Concurrent drug therapy issues:
• Anorexigens: Do not use in combination with other weight loss medications, including prescribed, over-the-counter or herbal products. Not recommended for use in patients who have used other anorectic agents within the past year.
• Elderly: Use caution due to risk of causing dependence, hypertension, angina, and myocardial infarction.
• Abuse potential: Benzphetamine is pharmacologically related to the amphetamines, which have a high abuse potential; prolonged use may lead to dependency. Prescriptions should be written for the smallest quantity consistent with good patient care to minimize possibility of overdose.

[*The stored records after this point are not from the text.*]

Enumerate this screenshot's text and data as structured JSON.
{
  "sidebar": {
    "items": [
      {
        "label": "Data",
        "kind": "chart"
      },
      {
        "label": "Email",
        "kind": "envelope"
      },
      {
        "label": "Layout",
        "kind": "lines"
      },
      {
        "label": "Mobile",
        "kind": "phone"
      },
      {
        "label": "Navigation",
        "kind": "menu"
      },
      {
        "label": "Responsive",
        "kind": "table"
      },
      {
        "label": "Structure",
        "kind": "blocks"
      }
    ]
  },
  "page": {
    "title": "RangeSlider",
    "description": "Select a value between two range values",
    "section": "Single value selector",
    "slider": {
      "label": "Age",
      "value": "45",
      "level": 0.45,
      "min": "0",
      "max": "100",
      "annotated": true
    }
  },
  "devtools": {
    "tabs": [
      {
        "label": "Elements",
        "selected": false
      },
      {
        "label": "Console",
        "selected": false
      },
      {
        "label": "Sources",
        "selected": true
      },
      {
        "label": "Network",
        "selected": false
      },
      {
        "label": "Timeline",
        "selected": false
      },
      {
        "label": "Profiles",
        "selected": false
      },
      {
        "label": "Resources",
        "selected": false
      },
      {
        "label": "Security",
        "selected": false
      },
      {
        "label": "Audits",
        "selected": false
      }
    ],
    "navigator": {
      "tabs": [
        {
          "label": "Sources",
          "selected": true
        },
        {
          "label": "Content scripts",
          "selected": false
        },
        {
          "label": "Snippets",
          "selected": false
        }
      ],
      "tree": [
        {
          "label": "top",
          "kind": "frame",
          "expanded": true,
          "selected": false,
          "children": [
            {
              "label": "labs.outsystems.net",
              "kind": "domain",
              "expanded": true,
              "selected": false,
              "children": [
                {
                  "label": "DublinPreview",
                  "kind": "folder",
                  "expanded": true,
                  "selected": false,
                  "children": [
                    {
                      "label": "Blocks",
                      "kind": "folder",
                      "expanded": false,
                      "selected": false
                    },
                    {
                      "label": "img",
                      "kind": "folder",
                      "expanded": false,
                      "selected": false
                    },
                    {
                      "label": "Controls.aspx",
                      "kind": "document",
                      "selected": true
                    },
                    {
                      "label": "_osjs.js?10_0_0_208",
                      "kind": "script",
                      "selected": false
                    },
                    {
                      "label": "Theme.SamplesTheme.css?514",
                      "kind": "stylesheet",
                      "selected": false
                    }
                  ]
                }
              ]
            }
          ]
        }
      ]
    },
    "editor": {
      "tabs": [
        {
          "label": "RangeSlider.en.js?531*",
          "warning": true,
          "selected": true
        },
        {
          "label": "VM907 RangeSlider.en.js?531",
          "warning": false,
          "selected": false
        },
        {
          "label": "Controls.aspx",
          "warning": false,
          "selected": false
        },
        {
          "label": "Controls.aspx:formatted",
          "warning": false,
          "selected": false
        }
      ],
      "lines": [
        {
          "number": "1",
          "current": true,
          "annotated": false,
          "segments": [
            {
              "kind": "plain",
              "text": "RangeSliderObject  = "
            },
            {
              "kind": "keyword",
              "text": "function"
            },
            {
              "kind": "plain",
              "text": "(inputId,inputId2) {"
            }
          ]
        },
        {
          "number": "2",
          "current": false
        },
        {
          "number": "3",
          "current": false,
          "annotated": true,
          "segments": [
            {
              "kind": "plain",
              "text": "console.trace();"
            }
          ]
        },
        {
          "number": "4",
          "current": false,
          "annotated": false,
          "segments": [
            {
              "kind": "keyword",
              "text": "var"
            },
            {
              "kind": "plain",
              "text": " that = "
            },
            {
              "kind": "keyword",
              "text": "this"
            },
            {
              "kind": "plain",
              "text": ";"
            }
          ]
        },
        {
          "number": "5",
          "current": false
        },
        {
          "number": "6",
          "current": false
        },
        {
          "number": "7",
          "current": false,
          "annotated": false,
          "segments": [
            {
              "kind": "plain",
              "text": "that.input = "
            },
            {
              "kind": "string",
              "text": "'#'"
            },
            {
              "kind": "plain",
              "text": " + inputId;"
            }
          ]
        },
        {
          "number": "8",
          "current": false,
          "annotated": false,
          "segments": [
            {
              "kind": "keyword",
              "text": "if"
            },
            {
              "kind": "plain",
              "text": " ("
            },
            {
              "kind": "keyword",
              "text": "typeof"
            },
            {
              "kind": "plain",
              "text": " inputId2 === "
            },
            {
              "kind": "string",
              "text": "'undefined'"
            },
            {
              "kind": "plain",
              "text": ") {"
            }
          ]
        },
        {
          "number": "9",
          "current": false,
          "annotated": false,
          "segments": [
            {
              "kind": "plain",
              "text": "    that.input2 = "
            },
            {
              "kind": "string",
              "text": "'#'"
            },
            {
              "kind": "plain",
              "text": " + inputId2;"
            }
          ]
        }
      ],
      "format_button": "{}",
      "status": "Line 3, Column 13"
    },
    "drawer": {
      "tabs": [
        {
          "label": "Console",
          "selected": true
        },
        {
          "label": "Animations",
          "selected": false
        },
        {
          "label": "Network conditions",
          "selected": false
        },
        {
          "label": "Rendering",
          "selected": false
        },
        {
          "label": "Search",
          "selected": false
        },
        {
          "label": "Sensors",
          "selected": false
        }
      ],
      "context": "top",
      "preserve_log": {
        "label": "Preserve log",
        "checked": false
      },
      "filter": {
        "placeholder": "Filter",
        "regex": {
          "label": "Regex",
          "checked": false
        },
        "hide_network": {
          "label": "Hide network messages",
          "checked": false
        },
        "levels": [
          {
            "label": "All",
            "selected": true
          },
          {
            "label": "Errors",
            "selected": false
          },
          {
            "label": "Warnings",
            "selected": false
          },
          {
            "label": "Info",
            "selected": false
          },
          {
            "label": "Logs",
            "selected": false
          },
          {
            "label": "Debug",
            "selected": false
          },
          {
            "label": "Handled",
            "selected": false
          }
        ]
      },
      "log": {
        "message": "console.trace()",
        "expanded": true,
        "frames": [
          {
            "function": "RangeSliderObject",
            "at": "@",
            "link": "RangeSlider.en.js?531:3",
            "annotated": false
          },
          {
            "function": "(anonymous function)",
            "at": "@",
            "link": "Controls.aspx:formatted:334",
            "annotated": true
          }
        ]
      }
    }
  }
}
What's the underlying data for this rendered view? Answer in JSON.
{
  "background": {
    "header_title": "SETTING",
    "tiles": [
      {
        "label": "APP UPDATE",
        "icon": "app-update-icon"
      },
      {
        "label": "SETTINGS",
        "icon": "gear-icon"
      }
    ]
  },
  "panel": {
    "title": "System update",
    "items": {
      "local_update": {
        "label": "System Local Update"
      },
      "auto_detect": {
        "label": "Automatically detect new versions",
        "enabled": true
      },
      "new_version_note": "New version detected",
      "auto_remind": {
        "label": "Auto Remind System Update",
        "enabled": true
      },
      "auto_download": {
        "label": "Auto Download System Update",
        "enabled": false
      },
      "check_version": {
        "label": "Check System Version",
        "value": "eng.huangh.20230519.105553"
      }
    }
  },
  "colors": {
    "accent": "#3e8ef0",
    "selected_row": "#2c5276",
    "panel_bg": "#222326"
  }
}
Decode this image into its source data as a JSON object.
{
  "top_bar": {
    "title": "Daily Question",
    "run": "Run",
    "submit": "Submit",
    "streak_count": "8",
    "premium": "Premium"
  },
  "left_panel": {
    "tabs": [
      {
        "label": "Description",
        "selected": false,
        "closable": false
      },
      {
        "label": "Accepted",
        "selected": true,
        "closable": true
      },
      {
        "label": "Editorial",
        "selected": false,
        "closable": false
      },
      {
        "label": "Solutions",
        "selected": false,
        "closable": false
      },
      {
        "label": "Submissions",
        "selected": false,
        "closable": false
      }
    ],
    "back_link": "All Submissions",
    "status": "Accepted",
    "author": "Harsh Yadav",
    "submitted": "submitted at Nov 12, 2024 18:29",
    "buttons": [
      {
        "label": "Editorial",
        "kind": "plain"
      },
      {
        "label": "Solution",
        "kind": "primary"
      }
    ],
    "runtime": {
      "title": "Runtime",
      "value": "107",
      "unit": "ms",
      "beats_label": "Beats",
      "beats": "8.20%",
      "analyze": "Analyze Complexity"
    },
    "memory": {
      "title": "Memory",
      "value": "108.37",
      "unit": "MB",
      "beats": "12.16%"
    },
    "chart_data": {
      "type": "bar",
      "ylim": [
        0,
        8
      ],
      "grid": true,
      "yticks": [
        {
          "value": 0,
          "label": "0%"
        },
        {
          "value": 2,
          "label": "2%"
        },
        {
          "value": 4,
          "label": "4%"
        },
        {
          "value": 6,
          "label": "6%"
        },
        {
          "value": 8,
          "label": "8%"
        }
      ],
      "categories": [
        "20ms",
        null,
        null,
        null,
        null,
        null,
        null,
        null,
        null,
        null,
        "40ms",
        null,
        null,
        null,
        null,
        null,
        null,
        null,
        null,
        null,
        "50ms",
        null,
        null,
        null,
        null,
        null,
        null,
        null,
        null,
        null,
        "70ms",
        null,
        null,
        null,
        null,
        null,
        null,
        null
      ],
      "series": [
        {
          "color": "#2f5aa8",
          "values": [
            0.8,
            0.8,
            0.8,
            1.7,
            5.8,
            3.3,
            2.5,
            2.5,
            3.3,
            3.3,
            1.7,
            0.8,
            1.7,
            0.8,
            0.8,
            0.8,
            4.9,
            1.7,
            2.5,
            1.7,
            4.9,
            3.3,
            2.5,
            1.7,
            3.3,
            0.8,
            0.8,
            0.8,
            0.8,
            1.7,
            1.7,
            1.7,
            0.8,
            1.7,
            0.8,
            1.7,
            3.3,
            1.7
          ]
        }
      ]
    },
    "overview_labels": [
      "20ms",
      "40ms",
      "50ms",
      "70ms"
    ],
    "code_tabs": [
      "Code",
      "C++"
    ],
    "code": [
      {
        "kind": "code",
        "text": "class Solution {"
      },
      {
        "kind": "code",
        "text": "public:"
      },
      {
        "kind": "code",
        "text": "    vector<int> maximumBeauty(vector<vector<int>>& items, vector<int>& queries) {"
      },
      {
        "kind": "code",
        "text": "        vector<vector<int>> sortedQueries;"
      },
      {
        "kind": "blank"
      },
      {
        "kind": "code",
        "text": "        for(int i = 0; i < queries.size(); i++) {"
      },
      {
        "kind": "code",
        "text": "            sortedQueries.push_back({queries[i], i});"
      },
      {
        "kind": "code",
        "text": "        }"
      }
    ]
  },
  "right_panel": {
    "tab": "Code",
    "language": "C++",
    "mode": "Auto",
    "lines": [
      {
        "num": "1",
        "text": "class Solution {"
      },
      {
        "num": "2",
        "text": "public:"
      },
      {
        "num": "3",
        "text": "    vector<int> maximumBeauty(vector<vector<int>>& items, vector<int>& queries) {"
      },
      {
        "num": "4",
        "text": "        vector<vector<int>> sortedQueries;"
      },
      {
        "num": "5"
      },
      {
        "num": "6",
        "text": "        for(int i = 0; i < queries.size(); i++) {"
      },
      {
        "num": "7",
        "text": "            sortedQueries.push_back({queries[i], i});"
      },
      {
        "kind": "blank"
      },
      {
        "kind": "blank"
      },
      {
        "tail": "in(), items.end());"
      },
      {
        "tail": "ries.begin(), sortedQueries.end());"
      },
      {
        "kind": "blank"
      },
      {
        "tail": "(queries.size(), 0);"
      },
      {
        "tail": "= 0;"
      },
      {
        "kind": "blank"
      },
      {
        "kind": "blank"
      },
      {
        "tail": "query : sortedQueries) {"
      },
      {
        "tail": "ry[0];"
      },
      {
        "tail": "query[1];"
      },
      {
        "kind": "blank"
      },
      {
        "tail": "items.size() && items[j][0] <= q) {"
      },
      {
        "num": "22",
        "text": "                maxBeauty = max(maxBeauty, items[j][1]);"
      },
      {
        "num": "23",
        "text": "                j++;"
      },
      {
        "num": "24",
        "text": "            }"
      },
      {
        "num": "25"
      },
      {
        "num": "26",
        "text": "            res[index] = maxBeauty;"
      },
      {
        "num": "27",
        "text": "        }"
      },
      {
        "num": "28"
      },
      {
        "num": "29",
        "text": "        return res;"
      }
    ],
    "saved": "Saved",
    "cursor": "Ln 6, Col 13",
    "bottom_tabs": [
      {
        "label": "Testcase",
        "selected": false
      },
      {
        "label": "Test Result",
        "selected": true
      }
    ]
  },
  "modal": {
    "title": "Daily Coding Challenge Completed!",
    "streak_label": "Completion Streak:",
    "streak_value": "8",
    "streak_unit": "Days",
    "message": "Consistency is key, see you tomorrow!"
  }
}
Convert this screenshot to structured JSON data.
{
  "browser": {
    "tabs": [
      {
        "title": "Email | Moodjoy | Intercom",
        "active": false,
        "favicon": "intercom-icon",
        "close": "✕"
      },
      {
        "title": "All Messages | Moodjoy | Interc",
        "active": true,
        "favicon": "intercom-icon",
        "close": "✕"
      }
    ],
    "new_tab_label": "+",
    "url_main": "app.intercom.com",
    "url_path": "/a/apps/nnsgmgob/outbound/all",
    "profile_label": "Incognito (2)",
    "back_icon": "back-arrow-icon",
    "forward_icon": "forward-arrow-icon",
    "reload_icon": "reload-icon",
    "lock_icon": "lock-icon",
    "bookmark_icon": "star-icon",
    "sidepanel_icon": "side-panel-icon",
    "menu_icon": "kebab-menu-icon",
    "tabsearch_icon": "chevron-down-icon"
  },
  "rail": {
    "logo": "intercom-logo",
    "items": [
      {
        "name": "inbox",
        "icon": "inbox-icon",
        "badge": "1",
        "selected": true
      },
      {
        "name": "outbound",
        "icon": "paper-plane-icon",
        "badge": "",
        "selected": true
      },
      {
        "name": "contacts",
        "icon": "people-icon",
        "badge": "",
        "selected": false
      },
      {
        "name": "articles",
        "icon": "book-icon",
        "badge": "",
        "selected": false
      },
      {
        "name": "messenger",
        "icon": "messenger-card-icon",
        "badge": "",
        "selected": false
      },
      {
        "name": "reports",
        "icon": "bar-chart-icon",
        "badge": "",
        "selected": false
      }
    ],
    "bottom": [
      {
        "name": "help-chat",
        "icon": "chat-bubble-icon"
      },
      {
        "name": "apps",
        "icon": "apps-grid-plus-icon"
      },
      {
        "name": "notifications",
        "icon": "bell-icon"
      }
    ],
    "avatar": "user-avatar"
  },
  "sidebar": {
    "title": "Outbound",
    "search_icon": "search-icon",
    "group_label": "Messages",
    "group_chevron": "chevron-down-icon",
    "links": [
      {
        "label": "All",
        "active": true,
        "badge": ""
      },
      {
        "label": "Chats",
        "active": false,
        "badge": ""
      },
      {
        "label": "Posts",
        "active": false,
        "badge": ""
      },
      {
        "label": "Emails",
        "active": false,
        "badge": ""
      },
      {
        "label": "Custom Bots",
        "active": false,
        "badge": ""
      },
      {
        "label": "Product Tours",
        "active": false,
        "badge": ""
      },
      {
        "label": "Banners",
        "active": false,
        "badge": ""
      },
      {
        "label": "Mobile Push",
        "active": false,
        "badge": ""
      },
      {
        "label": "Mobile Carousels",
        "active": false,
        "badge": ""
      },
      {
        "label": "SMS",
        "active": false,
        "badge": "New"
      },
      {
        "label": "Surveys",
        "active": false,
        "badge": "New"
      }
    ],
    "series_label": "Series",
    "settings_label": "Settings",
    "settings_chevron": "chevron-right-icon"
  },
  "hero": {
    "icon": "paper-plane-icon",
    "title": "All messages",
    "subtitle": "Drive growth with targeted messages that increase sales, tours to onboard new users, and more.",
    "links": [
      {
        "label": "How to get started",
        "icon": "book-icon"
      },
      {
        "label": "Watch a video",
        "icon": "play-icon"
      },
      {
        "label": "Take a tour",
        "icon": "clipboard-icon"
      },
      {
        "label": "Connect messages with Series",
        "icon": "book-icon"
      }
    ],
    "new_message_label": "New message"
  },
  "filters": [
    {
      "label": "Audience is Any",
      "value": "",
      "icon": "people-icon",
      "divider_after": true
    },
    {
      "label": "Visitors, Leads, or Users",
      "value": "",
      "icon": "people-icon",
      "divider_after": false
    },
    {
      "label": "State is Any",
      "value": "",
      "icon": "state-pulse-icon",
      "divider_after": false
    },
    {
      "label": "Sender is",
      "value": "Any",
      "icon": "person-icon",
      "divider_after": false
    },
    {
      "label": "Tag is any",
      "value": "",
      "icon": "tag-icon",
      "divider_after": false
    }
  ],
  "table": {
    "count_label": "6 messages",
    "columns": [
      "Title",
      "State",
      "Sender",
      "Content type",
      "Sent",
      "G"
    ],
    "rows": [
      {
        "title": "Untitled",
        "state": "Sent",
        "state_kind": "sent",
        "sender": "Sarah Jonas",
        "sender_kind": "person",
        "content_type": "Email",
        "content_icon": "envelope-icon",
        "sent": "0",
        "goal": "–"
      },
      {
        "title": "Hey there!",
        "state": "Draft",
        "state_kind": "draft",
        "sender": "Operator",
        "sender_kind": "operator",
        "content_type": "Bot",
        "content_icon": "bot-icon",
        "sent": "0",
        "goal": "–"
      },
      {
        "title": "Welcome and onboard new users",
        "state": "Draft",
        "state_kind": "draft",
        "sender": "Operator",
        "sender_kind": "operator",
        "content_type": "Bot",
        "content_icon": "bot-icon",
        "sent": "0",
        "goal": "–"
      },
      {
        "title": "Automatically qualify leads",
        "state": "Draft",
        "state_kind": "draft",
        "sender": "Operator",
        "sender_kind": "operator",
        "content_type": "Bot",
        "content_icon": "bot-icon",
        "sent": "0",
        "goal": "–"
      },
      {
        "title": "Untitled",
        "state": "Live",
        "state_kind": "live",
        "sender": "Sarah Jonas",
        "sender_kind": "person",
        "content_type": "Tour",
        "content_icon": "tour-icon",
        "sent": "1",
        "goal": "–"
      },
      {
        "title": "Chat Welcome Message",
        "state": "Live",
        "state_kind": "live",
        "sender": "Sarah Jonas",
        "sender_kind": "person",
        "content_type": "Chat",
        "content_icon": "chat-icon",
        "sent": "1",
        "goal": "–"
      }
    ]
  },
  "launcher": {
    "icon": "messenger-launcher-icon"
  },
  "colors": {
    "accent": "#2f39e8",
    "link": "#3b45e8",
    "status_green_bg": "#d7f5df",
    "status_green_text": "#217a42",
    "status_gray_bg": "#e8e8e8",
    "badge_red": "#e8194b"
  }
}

• Discontinuation of therapy: Discontinue if satisfactory weight loss (≥4 pounds) has not occurred within the first 4 weeks of treatment, or if tolerance develops.
Cardiac evaluation (baseline), echocardiogram (during and after treatment), blood pressure; weight, waist circumference
Pregnancy Risk Factor
Use is contraindicated in women who are or may become pregnant. Adverse events were observed in animal reproduction studies.
• Discuss specific use of drug and side effects with patient as it relates to treatment. (HCAHPS: During this hospital stay, were you given any medicine that you had not taken before? Before giving you any new medicine, how often did hospital staff tell you what the medicine was for? How often did hospital staff describe possible side effects in a way you could understand?)
• Patient may experience dry mouth, insomnia, diarrhea, nausea, agitation, tremors, sweating a lot, or bad taste. Have patient report immediately to prescriber angina, tachycardia, abnormal heartbeat, severe dizziness, passing out, mood changes, behavioral changes, severe anxiety, severe headache, decreased libido, shortness of breath, or swelling of arms or legs (HCAHPS).
• Educate patient about signs of a significant reaction (eg, wheezing; chest tightness; fever; itching; bad cough; blue skin color; seizures; or swelling of face, lips, tongue, or throat). Note: This is not a comprehensive list of all side effects. Patient should consult prescriber for additional questions.
Intended Use and Disclaimer: Should not be printed and given to patients. This information is intended to serve as a concise initial reference for health care professionals to use when discussing medications with a patient. You must ultimately rely on your own discretion, experience, and judgment in diagnosing, treating, and advising patients.